Liverpool sale would cost owners $150m in lost profits

George Gillett, Tom Hicks

Liverpool's owners George Gillett, left, and Tom Hicks, right, pose with unidentified family members at Anfield in February 2007. Photograph: Dave Thompson/Associated Press

Tom Hicks and George Gillett will have to settle for a profit reduced by $150m (£110m) if they sell Liverpool to Nasser al-Kharafi, the Kuwaiti billionaire, after their failure to close a deal for Liverpool last July.

Kharafi approached the Americans last year with a view to sealing a £600m purchase of the Anfield club. But, with contracts all but signed, Kharafi inexplicably pulled out of the negotiations. Hicks is said by one close observer to have been "incandescent" at the failure to close the deal last summer.
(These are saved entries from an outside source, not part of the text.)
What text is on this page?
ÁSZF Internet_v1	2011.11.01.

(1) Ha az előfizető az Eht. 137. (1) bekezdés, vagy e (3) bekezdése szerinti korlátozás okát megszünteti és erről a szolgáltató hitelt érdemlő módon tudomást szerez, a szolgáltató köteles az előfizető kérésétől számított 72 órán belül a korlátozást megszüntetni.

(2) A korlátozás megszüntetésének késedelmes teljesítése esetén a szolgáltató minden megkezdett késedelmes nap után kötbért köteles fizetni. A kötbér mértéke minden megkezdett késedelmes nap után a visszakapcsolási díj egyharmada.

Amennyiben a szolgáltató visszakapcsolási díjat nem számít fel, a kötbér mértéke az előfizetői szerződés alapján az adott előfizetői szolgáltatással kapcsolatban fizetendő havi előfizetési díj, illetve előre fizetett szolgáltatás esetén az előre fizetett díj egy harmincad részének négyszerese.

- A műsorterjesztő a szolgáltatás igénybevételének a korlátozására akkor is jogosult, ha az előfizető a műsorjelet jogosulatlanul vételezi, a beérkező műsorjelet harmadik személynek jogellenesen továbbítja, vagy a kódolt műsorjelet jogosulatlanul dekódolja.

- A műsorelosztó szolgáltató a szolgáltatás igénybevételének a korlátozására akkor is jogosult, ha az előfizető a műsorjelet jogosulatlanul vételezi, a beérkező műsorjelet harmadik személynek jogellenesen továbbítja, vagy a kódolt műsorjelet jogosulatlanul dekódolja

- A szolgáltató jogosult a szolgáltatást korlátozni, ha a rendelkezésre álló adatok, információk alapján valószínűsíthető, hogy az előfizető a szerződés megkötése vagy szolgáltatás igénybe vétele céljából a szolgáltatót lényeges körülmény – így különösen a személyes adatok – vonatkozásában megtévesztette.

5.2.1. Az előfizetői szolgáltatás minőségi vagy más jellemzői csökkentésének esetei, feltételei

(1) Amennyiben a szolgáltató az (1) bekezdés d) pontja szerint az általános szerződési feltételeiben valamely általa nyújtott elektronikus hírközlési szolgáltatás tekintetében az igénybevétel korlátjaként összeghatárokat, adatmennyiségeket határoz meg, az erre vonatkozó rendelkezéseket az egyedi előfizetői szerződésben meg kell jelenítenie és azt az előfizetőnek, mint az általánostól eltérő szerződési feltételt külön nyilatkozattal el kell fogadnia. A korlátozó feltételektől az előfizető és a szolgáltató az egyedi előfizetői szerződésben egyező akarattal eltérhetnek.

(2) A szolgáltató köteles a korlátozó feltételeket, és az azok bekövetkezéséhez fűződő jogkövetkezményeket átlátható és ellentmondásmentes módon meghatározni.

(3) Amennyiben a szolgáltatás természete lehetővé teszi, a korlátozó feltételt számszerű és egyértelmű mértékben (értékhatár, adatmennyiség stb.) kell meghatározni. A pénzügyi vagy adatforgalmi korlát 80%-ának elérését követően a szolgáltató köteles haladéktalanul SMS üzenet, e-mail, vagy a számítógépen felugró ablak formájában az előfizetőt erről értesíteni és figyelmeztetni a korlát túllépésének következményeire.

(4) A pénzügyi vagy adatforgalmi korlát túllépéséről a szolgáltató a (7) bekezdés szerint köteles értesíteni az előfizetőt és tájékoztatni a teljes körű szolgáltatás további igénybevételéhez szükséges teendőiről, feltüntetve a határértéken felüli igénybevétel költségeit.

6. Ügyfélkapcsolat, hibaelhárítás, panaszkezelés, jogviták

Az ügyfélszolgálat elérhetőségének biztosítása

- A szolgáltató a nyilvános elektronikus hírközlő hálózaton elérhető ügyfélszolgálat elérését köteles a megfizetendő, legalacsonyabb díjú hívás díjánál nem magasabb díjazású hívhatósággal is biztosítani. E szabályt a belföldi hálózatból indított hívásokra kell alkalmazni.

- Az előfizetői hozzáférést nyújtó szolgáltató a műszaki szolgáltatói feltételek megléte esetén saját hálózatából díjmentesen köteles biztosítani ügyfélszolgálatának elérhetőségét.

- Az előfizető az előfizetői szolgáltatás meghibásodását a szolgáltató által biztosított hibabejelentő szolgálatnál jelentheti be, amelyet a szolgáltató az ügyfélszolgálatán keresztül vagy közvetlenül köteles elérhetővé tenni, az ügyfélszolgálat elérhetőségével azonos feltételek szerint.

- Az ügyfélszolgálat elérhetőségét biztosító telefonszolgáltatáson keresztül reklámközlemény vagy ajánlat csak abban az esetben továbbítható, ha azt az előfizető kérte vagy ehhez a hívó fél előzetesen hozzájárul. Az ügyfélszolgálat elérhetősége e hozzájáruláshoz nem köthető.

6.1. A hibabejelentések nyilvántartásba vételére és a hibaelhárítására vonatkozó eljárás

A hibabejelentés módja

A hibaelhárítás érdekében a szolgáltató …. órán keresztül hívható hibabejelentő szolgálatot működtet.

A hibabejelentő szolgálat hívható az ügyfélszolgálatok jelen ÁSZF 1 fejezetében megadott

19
Kharafi has returned to the table but it is understood this time on different terms. Liverpool are now six months from maturity on their £350m loans with RBS and Wachovia, and it does not appear likely any banks will continue to support the Americans' highly leveraged operation. Neither Hicks nor Gillett is believed to have invested any cash in their purchase of Liverpool and, with the pair reportedly not seeing eye to eye, that situation is unlikely to change.

Kharafi is expected now to take advantage of the immovable July deadline faced by the Americans with a reduced offer in the region of £400m.

It is understood that no price has yet been agreed. However, the fact that the details of the negotiations were leaked suggests it is close to being finalised.

Alongside the fall in the purchase price, the collapse in the value of the pound against the dollar means the profit Hicks and Gillett are expected to make for selling Liverpool will in dollar terms be slashed to little more than $40m each.